Le seul autre endroit soupçonné d'avoir utilisé une technologie similaire pour lutter contre la pandémie de coronavirus est Taiwan, où le gouvernement a utilisé des téléphones portables pour s'assurer que les personnes infectées ne quittent pas leur quarantaine. Le bureau de Netanyahu a insisté sur le fait que le Shin Bet ne serait pas impliqué dans l'application des ordonnances de quarantaine contre les patients malades et que toutes ses actions seraient partagées avec les autorités sanitaires et supervisées par des experts juridiques.

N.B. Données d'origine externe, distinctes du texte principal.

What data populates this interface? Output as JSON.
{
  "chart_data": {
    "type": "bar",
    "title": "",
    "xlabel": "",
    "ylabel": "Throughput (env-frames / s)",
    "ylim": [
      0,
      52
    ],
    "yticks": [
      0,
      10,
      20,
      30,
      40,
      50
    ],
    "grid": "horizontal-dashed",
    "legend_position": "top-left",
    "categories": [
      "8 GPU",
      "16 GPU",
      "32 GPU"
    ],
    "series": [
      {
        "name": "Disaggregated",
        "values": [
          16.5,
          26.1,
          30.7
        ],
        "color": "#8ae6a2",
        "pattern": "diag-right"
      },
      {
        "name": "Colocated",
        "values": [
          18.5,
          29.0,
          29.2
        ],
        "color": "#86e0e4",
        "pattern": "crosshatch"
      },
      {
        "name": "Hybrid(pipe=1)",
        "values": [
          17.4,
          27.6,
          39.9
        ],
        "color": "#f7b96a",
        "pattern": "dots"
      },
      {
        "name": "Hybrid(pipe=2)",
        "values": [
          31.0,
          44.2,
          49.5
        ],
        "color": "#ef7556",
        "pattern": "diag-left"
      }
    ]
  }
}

Pourtant, la proposition a déclenché un débat houleux sur l'utilisation de technologies de sécurité sensibles.
L'éditorial principal du quotidien libéral Haaretz a averti que la lutte contre le nouveau virus en Israël menaçait les droits individuels.
"L'Etat ne doit pas déterminer les emplacements des citoyens respectueux des lois, dont le seul crime est d'être infecté par le coronavirus", écrit-il. "Dans les situations d'urgence, les gouvernements ont une responsabilité encore plus grande que d'habitude de ne pas violer les freins et contrepoids qui sont le fondement du système démocratique."